The name of this state's favorite son was invoked often during this campaign.

"The party of FDR and Harry Truman has become the party of cut and run," said President Bush in September at a stop in Birmingham, Ala.

But Tuesday night voters returned Truman's Senate seat to the Democratic Party he led.

"I think Americans are just tired of what's going on in Washington," says another diner.

At a weekly Bible study outside a local cafe, they were expressing disappointment with last night's vote. And then, news of even more change, as I informed them that Secretary of Defense Donald Rumsfeld had just resigned.

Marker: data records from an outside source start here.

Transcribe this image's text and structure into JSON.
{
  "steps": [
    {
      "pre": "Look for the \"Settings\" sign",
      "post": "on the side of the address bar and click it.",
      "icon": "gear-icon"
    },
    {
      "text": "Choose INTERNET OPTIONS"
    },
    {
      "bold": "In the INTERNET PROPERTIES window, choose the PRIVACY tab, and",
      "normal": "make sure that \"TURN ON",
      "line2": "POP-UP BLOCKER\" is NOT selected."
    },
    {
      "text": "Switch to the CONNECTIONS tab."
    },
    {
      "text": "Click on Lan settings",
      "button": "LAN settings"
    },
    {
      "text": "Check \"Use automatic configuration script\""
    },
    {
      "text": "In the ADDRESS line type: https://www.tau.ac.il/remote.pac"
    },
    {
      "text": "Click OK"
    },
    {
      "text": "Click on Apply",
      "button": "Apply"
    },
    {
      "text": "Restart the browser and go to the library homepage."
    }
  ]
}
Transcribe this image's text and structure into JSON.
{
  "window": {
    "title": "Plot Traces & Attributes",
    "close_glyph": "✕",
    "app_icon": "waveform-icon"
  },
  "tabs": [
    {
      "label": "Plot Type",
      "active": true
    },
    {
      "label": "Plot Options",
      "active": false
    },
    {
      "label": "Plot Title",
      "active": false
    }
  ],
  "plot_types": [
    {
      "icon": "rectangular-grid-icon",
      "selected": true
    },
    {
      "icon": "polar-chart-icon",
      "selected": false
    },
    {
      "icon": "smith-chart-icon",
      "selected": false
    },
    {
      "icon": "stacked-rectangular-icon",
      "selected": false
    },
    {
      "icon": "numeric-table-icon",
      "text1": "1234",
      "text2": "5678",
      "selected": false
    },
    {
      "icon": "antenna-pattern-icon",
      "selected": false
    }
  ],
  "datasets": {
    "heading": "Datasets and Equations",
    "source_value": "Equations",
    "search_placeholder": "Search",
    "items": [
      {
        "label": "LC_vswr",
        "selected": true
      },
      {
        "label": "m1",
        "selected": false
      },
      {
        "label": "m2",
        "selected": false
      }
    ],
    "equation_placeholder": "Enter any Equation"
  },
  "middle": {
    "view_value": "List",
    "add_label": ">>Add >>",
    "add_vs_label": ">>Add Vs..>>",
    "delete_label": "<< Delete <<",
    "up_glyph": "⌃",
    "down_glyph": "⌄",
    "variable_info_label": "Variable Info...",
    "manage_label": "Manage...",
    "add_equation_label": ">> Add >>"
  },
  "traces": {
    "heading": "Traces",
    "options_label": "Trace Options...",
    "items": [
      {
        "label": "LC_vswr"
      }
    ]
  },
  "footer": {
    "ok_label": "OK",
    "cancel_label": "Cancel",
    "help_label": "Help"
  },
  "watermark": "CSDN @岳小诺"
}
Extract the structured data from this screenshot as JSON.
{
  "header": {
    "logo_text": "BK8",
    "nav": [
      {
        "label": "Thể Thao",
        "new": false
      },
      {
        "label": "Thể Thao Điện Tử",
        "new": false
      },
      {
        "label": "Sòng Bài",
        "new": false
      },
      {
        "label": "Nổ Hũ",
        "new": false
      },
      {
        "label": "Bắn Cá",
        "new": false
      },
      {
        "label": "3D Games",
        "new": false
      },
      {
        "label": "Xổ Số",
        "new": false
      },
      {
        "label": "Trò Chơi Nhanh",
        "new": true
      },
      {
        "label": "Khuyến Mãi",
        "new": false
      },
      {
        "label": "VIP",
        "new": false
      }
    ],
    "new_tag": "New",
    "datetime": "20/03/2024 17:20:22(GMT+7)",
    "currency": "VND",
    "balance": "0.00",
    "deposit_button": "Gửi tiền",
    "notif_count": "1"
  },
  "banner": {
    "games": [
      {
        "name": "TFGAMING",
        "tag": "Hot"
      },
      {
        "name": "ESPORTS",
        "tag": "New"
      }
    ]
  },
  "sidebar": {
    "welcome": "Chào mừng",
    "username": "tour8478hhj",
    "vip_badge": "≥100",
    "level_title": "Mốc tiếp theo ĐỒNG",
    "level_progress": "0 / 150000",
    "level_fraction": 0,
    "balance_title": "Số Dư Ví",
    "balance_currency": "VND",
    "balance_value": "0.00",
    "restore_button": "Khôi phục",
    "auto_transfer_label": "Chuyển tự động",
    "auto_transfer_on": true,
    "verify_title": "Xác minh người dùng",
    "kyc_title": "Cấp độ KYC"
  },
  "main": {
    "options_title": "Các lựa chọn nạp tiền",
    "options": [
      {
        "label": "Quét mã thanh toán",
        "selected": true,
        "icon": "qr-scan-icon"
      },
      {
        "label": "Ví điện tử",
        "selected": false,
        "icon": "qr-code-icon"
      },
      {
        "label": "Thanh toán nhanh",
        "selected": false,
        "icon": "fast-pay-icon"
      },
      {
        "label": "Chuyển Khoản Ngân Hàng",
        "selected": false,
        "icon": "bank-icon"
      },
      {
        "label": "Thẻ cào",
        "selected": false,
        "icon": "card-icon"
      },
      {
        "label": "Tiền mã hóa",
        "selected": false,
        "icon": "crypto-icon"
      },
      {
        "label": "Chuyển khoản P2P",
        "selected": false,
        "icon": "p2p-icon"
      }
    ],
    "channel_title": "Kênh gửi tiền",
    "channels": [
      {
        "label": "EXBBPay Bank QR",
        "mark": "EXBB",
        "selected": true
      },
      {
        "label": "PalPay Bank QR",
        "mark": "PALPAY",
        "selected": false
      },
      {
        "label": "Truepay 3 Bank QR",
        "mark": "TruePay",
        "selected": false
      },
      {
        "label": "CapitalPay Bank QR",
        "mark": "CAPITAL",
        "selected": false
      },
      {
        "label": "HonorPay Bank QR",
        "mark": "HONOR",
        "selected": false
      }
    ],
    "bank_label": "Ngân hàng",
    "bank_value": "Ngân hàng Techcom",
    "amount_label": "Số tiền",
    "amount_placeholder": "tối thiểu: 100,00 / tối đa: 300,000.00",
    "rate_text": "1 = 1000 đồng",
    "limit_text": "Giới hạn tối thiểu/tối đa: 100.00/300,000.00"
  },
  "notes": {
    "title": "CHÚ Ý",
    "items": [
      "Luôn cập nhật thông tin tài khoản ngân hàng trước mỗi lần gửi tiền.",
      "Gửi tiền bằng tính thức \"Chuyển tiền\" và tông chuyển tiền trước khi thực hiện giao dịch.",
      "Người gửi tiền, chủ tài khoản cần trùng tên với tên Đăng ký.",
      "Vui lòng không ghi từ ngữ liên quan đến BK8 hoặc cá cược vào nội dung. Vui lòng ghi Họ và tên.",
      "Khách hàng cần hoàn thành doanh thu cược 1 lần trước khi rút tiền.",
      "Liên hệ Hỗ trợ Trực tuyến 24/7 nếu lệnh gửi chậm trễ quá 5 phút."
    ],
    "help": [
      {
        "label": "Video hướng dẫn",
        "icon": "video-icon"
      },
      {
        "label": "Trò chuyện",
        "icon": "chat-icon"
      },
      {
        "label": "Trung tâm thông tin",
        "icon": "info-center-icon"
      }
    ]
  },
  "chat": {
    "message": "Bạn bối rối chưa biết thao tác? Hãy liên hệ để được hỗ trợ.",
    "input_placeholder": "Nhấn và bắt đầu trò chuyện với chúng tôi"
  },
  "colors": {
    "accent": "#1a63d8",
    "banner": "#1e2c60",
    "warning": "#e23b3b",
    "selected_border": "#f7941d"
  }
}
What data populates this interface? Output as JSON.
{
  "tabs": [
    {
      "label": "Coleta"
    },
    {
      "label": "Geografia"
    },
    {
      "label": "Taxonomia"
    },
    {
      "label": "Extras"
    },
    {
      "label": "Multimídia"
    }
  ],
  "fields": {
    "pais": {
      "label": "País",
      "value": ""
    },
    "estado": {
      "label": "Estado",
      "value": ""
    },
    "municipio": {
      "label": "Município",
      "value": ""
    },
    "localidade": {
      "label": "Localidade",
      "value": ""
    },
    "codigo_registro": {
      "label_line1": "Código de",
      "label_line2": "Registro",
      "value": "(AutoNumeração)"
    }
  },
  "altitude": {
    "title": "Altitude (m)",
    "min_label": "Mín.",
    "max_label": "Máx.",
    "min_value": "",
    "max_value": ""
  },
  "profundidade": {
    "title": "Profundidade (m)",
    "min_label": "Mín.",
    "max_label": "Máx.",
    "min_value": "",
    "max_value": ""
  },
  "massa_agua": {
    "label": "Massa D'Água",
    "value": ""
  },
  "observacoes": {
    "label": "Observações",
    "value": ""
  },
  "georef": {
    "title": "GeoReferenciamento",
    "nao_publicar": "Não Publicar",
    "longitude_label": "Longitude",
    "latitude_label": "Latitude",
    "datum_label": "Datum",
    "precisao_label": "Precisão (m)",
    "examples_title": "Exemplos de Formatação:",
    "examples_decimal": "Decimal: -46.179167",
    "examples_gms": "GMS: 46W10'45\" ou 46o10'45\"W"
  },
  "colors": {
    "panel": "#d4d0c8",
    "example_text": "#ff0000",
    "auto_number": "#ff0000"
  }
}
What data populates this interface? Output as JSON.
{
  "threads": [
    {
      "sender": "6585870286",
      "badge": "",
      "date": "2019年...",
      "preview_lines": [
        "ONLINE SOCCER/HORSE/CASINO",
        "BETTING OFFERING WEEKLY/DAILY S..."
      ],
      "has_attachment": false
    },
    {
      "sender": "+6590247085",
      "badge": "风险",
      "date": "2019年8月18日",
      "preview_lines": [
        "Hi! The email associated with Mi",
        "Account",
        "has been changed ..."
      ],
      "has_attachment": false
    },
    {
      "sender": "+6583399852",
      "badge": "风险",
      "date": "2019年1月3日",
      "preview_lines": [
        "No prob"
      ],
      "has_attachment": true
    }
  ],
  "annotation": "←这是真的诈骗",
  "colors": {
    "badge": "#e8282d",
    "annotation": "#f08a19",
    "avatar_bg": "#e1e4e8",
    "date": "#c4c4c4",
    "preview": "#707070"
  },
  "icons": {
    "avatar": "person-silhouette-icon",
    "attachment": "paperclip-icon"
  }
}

"Oh, he has?" says one. "Well, I think that is good news actually."

"I think it's time for him to go," says another.

Lifelong Republican Bob Scherl did something for the first time last night. He voted Democrat. Was it a protest?

"I am definitely protesting the way the Republicans have ran this state and are running the world right now," he says.

And he continues sweeping the leaves from the front of his business — as the political seasons change from Washington to Missouri.